Taking the Lead with Dr. Julio Morales


By Karen Cortés
Dr. Julio Morales Jr., Professor Emeritus of the University of Connecticut School of Social Work, is chronicling the story of his upbringing in his just-about-complete book, So Many Marias.
The day before Morales’s eighth birthday in 1950, his parents sent him from their home in Vieques, Puerto Rico, to live with his grandmother in Manhattan. The move was part of a mass exodus of families from Vieques as the United States military built an economy-crushing presence on two-thirds of the island.
Within a year, his parents and and three siblings joined Morales and the family settled in a tiny apartment in Harlem, which was transitioning from an Italian neighborhood to Spanish Harlem. Families from Puerto Rico were the first wave of Latinos to settle in New York, and Morales faced discrimination at school from both classmates and teachers.

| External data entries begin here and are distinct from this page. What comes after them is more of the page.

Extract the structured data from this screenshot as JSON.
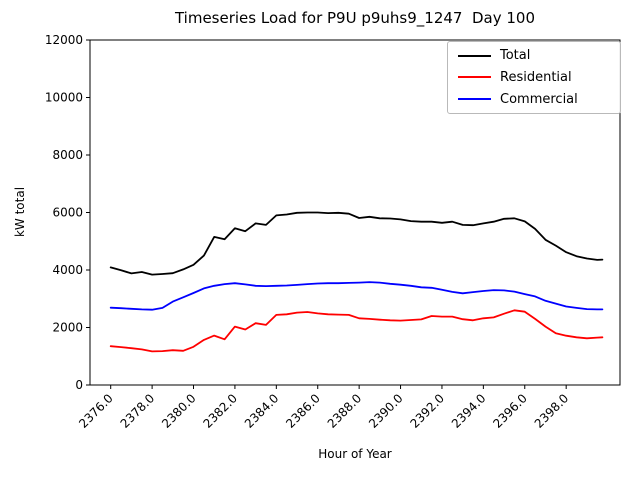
{
  "chart_data": {
    "type": "line",
    "title": "Timeseries Load for P9U p9uhs9_1247  Day 100",
    "xlabel": "Hour of Year",
    "ylabel": "kW total",
    "xlim": [
      2375.0,
      2400.6
    ],
    "ylim": [
      0,
      12000
    ],
    "grid": false,
    "legend_position": "upper right",
    "xticks": [
      2376,
      2378,
      2380,
      2382,
      2384,
      2386,
      2388,
      2390,
      2392,
      2394,
      2396,
      2398
    ],
    "xtick_labels": [
      "2376.0",
      "2378.0",
      "2380.0",
      "2382.0",
      "2384.0",
      "2386.0",
      "2388.0",
      "2390.0",
      "2392.0",
      "2394.0",
      "2396.0",
      "2398.0"
    ],
    "yticks": [
      0,
      2000,
      4000,
      6000,
      8000,
      10000,
      12000
    ],
    "ytick_labels": [
      "0",
      "2000",
      "4000",
      "6000",
      "8000",
      "10000",
      "12000"
    ],
    "x": [
      2376,
      2376.5,
      2377,
      2377.5,
      2378,
      2378.5,
      2379,
      2379.5,
      2380,
      2380.5,
      2381,
      2381.5,
      2382,
      2382.5,
      2383,
      2383.5,
      2384,
      2384.5,
      2385,
      2385.5,
      2386,
      2386.5,
      2387,
      2387.5,
      2388,
      2388.5,
      2389,
      2389.5,
      2390,
      2390.5,
      2391,
      2391.5,
      2392,
      2392.5,
      2393,
      2393.5,
      2394,
      2394.5,
      2395,
      2395.5,
      2396,
      2396.5,
      2397,
      2397.5,
      2398,
      2398.5,
      2399,
      2399.5,
      2399.75
    ],
    "series": [
      {
        "name": "Total",
        "color": "#000000",
        "values": [
          4090,
          3990,
          3880,
          3930,
          3840,
          3860,
          3890,
          4020,
          4180,
          4500,
          5150,
          5070,
          5450,
          5350,
          5620,
          5570,
          5900,
          5930,
          5990,
          6000,
          6000,
          5980,
          5990,
          5960,
          5810,
          5850,
          5800,
          5790,
          5760,
          5700,
          5680,
          5680,
          5640,
          5680,
          5570,
          5560,
          5620,
          5680,
          5780,
          5800,
          5690,
          5430,
          5050,
          4850,
          4620,
          4480,
          4400,
          4350,
          4360
        ]
      },
      {
        "name": "Residential",
        "color": "#ff0000",
        "values": [
          1350,
          1320,
          1280,
          1240,
          1170,
          1180,
          1210,
          1190,
          1330,
          1570,
          1720,
          1590,
          2030,
          1930,
          2150,
          2090,
          2440,
          2460,
          2520,
          2540,
          2490,
          2460,
          2450,
          2440,
          2320,
          2300,
          2270,
          2250,
          2240,
          2260,
          2280,
          2400,
          2380,
          2380,
          2290,
          2250,
          2320,
          2350,
          2480,
          2600,
          2550,
          2300,
          2030,
          1800,
          1715,
          1660,
          1625,
          1650,
          1660
        ]
      },
      {
        "name": "Commercial",
        "color": "#0000ff",
        "values": [
          2690,
          2670,
          2650,
          2630,
          2620,
          2680,
          2900,
          3050,
          3200,
          3360,
          3450,
          3510,
          3540,
          3500,
          3450,
          3440,
          3450,
          3460,
          3480,
          3510,
          3530,
          3540,
          3540,
          3550,
          3560,
          3580,
          3560,
          3520,
          3490,
          3450,
          3400,
          3380,
          3310,
          3240,
          3190,
          3230,
          3270,
          3300,
          3290,
          3250,
          3160,
          3080,
          2930,
          2830,
          2730,
          2680,
          2640,
          2630,
          2630
        ]
      }
    ]
  }
}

Opportunity for Puerto Rican students was still a reach by the time Morales entered college. “At the time I graduated, Hunter College, part of the City University of New York, was free to students with high SAT scores who excelled academically, ironically, since these students generally were solidly middle class and their parents could afford to pay tuition at a private college.

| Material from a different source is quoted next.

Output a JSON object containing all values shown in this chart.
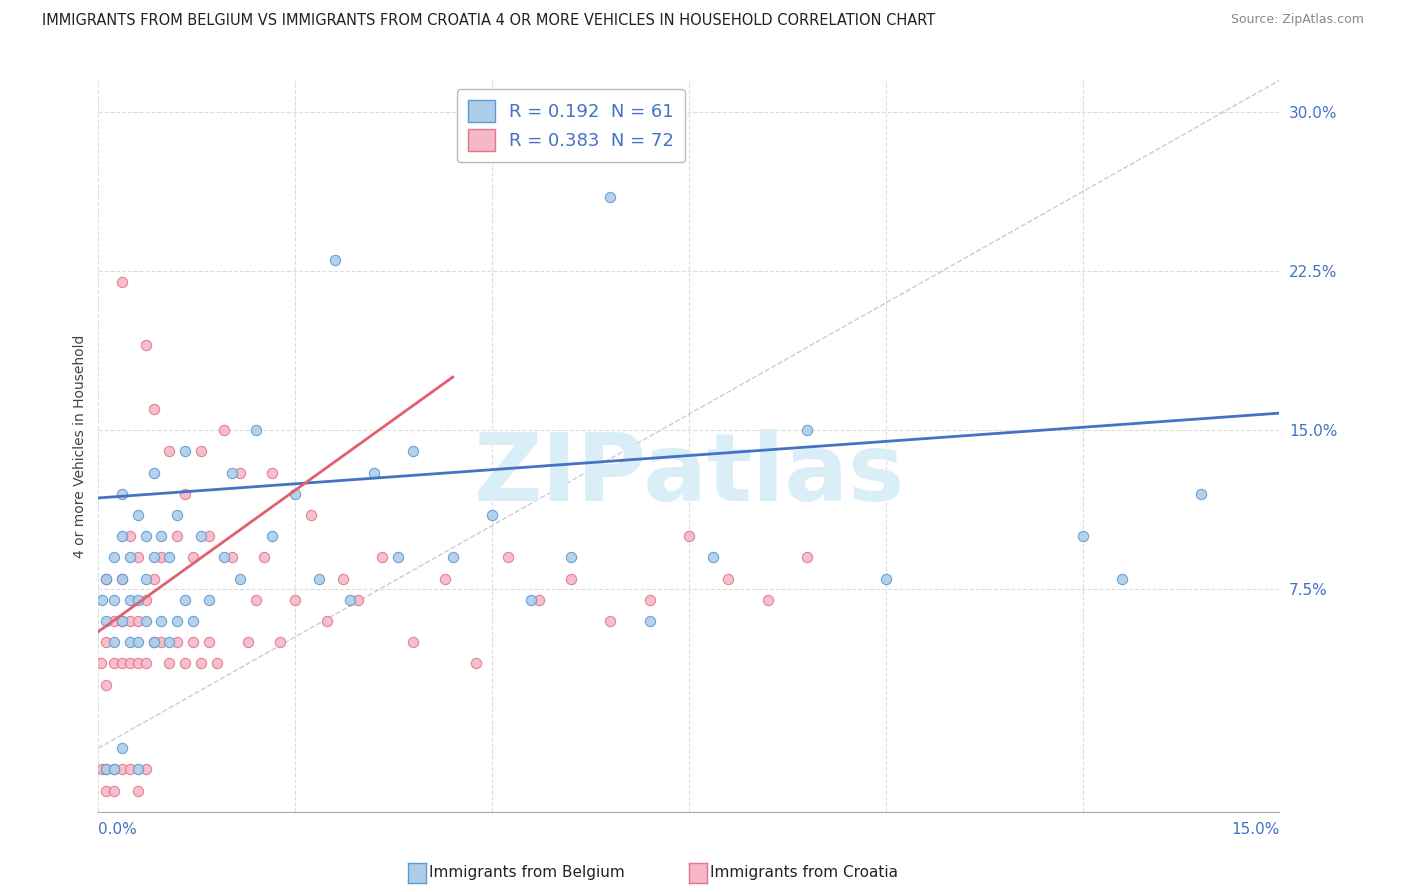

“Being the first person in my family to attend college was a challenge. There were only four other Puerto Rican students at Hunter when I attended,” recalls Morales.
So Many Marias has been six years in the making as Morales has interviewed surviving relatives and others with stories to share; yet the chronicle of his family’s forced migration was not the one he had intended to tell. “I wanted to write about being a single gay man raising two kids in the 1970′s,” he says. That changed when Morales returned to Vieques as part of the exchange program directed through the UConn School of Social Work. “I knew the stories, but I had never heard peoples’ voices,” says Morales. “I owed this to the people of Vieques.”
Morales has been actively involved in furthering social justice for members of the lesbian, gay, bisexual, transgender, queer and intersex community. He has been a firm advocate for same sex marriage and established and served as president of the board for Connecticut Latino/as Achieving Rights and Opportunities (CLARO).
He has received numerous fellowships and grants, from both the private and public sectors, for school dropout prevention projects related to Latino/a youth, for diversity training, and for recruitment and retention of Latinos in professional education programs.